How to Choose a Substitute for Curry
- Garam masala – you would most often add garam masala at the end of your dishes as a finishing spice, so it is best for rice bowls or seasoning eggs.
- Cumin – cumin, or any blend of spices that include cumin, can be used at the beginning of a dish, as it’s best if you toast the spice somewhat before continuing your cooking to release the earthy aromas. Chicken and cumin work well together.
- Turmeric – a lot of curry blends include turmeric, but it is more used for color than taste, as it has a very mild earthy taste. Add it for color, not for flavor.
- Curry paste – curry paste has Thai origins and is often composed of chillis, garlic, and lemongrass ground up to make a paste and adds a lot of heat to your dish.
10 Best Ingredients for a Curry Powder Substitute
Cumin adds an earthy taste to your dish without any heat. If you’re using it in stews or soups, it’s best to use ground cumin to avoid biting down on a seed. Spiceography explains the difference between ground and whole cumin.
2. Curry Paste
Curry paste is quite different from curry powder, despite the names. It’s more often used in Thai dishes and has a lot of wet ingredients as opposed to dry ones. Curry paste is usually spicy, so add it in moderation. Try making Nutrition in the Kitch’s Thai red curry using curry paste.
3. Chili Powder
If you are looking to add heat to your dish by using curry powder, you can use some chili powder instead. It might not add as complex flavor profiles as curry would, but you will get the heat you’re looking for. The Spruce describes the spice in detail.
4. Coriander Seeds
You can use coriander seeds whole or ground to add a floral but earthy taste to your dish since most curry blends have coriander seeds in them. Toasting the seeds before using them or grinding them will add to the earthy taste. Healthline explains why they’re sometimes called cilantro rather than coriander.

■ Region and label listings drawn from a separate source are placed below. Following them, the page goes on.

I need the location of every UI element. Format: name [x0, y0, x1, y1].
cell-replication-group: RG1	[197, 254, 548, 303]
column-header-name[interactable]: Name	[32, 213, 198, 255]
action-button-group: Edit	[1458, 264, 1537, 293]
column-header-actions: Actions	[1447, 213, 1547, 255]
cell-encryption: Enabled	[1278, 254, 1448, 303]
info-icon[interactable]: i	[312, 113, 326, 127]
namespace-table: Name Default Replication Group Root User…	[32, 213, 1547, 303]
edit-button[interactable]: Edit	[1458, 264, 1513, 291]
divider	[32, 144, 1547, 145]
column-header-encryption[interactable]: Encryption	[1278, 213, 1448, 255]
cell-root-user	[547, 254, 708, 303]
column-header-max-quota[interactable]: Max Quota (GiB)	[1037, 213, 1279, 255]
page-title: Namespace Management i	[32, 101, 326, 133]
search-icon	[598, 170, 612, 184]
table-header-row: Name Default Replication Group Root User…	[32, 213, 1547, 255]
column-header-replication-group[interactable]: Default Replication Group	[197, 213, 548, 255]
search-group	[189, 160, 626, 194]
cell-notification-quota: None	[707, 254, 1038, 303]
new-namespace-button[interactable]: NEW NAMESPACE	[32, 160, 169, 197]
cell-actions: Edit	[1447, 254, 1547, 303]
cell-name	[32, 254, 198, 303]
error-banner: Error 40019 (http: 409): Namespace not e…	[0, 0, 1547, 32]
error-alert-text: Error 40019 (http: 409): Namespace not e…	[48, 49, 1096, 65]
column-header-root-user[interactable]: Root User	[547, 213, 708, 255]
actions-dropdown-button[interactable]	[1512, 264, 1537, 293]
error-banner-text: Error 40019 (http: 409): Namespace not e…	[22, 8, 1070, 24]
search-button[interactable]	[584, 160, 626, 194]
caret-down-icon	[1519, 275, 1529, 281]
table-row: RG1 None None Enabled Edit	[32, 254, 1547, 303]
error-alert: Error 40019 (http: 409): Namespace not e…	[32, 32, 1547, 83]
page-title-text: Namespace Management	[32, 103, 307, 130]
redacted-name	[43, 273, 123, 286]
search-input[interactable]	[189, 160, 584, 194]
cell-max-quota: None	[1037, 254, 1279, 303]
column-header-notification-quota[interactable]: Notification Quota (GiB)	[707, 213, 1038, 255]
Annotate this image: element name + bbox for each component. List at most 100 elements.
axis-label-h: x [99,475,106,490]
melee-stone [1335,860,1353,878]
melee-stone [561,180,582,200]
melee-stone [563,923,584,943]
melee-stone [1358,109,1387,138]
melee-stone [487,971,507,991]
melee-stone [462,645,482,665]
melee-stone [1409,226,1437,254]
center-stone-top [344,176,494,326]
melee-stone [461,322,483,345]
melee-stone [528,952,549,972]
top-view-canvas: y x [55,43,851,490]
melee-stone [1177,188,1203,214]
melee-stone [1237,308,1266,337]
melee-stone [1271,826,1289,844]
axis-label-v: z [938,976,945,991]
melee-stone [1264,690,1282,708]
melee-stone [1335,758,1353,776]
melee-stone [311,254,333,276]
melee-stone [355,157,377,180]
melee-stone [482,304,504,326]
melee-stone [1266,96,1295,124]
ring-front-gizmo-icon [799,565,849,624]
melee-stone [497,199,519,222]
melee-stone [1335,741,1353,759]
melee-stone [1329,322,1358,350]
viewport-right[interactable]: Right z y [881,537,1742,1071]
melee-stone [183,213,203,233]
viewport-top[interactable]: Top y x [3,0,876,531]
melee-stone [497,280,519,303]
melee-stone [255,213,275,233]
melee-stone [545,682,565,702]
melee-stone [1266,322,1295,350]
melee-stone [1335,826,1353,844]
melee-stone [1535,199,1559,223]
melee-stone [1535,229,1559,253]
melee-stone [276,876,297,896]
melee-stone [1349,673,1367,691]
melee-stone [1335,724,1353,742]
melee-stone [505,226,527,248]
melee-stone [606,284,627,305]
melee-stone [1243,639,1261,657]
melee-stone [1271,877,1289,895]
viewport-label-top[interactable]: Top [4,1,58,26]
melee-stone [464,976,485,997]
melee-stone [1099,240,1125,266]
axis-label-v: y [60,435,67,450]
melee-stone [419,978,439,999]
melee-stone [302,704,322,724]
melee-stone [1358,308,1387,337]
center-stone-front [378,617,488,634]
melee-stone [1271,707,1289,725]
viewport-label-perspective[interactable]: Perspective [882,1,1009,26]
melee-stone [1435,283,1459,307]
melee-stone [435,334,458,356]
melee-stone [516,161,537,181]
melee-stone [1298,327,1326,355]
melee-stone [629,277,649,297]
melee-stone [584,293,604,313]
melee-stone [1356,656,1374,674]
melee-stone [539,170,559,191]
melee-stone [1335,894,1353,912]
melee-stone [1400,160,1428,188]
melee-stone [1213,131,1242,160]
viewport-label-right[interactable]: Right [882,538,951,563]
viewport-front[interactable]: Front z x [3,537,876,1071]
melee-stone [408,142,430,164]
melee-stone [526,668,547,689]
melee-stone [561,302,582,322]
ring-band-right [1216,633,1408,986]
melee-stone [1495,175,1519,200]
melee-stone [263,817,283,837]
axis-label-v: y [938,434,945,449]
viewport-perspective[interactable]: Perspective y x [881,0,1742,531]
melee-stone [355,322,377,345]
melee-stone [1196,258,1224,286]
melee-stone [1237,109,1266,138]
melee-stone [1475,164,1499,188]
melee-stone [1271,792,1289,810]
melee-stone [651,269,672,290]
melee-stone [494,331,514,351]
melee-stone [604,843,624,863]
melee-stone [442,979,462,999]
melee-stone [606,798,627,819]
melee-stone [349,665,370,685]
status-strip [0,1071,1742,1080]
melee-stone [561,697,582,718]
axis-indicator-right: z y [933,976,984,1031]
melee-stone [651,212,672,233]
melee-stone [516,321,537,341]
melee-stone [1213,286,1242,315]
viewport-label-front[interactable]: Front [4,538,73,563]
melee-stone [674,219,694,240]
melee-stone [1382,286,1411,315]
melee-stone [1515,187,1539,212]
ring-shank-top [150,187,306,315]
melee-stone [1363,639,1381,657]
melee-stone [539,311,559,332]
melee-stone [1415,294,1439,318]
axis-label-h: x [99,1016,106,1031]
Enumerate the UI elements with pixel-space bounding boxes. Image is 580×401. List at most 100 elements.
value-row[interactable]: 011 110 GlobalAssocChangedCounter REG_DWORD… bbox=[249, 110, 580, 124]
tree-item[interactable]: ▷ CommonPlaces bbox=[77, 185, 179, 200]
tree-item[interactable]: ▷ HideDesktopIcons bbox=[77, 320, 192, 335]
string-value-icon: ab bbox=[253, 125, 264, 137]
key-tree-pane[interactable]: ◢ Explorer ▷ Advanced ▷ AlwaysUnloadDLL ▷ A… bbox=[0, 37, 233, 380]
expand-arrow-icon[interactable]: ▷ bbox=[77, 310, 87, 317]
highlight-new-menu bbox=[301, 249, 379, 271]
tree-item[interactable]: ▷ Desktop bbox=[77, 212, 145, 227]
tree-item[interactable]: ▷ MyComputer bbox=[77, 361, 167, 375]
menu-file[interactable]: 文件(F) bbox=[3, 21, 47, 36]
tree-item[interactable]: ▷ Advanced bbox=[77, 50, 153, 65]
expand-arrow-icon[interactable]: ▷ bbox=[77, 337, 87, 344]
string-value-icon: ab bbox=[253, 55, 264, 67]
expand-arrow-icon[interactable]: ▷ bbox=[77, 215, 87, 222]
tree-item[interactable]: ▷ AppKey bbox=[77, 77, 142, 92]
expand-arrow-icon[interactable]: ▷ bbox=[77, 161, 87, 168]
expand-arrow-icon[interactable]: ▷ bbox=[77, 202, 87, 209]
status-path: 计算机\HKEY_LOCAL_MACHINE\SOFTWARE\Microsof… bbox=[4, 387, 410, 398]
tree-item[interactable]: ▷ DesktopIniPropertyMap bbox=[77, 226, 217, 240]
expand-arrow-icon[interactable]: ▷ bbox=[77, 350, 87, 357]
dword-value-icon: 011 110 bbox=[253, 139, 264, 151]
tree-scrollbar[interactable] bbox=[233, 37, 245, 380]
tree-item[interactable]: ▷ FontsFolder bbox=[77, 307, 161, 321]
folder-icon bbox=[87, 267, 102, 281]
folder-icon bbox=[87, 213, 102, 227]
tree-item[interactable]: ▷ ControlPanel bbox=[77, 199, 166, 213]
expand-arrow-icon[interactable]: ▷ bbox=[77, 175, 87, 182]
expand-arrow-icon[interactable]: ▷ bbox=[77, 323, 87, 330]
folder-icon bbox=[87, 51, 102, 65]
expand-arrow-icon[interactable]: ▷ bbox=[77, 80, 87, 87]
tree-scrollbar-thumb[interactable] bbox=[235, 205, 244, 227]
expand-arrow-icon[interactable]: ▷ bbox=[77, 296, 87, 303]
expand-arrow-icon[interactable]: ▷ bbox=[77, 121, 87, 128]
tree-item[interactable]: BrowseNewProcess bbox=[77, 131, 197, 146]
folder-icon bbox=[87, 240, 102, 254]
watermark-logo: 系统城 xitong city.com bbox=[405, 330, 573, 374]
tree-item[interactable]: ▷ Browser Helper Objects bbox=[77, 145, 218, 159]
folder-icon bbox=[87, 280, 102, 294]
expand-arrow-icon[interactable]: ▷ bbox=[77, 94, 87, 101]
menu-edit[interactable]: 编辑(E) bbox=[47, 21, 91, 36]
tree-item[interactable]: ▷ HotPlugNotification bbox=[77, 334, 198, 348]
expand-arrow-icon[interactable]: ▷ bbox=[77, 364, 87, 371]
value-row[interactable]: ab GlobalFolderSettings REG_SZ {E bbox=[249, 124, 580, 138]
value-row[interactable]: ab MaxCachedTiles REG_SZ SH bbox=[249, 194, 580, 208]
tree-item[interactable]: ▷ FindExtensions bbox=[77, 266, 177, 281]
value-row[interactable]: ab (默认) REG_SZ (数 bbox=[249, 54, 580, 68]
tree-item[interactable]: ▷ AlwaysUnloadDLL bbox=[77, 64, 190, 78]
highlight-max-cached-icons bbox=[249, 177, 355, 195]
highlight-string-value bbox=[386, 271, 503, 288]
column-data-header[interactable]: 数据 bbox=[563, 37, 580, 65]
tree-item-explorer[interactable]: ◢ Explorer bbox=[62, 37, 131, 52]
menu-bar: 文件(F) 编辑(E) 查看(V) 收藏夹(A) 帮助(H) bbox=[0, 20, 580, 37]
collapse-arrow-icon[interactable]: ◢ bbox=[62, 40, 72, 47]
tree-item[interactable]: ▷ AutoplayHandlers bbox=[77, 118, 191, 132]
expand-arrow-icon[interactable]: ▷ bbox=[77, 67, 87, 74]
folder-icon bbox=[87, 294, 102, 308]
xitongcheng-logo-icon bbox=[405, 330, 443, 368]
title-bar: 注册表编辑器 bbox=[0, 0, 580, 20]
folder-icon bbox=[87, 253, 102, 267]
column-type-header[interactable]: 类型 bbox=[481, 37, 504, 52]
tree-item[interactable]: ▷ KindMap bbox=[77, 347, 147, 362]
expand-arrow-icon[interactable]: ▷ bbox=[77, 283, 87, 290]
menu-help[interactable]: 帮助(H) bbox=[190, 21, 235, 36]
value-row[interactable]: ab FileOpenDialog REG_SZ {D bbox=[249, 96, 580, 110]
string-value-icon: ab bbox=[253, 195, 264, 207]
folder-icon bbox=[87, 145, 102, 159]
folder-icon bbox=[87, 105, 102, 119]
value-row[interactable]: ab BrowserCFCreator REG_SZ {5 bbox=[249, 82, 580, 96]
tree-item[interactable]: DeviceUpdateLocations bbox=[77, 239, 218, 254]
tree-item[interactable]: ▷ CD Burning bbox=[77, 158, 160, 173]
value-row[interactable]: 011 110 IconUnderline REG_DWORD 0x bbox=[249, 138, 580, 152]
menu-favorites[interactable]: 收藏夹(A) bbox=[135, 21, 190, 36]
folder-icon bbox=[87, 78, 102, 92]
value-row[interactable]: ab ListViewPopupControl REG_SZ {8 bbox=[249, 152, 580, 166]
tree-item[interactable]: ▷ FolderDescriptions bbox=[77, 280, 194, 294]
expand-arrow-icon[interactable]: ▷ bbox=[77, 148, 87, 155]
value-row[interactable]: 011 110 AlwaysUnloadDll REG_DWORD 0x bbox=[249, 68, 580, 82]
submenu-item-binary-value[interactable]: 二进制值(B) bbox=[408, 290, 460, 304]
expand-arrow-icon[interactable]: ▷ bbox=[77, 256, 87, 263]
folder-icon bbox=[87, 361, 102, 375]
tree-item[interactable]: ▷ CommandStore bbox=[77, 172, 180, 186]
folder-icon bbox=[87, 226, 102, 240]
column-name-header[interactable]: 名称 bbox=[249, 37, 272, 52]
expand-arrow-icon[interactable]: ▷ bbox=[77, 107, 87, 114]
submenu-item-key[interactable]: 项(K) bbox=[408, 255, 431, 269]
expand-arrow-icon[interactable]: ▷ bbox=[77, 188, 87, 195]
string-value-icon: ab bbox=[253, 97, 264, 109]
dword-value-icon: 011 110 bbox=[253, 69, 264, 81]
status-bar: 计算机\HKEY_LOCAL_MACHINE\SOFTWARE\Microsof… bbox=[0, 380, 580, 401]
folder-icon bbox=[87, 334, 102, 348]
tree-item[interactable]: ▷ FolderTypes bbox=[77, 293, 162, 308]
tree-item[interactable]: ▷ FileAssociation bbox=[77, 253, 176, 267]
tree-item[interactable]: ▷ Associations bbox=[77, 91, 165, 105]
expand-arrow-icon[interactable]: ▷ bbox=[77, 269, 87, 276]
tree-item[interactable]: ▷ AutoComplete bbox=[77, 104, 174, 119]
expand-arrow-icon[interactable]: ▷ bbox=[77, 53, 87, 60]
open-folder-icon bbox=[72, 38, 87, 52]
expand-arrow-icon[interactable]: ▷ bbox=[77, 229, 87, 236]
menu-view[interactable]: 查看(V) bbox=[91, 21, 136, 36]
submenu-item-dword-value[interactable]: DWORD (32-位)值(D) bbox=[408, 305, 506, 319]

Add a small pinch of Allspice to offer more complexity to your dish. But not too much, because using a larger amount might make it too overwhelming. Masterclass shows you how to use allspice in your dishes.
6. Garam Masala
Garam masala is a spice blend very similar to curry powder and features most of the ingredients you would find in curry powder. It has a bigger punch than curry powder does but works well with lamb, chicken, and in stews. Masterclass notes that the main difference between the two is the lack of turmeric in garam masala.
7. Chinese 5-Spice
Although it is a bit more sour and bitter, Chinese 5-spice works well in the place of curry powder in recipes where it would be used as a rub, seasoning, or with veggies. Zest and Zing explain how to use the spice.
8. Tandoori Masala
Tandoori masala is often added to dishes to give them a spice and deep reddish color. However, the color will be different than the expected yellow-orange hue you would get with curry powder. It will add a lot of heat to your dish, so start off slow. Pepper Scale explains the history behind the spice blend.
9. Sambar Powder
You would get a really convincing flavor profile with sambar powder, although it is not as common to find in stores. It has spices similar to curry powder, with a few additional herbs added. Tarla Dalal explains how you can use the blend.
10. Your Own Curry Blend
You can make your own curry blend and store it for future use with ease if you have a lot of spices in your pantry. Better yet, you can amend the recipe exactly to your liking. Curious Cuisiniere has an easy, small-batch recipe.
Tips for Curry Powder Substitute
- Start Slow – if you’re using other spice blends, it’s best to add them in small quantities before you ruin your dish.
- Toast your spices – if you’re using spices individually or in the whole form, it’s always a great idea to toast them slightly first, either in a dry pan or in oil, before adding the rest of your ingredients.
- Experiment – curry powders always differ from brand to brand, so why not try out different blends of your own ingredients and make a new recipe you love?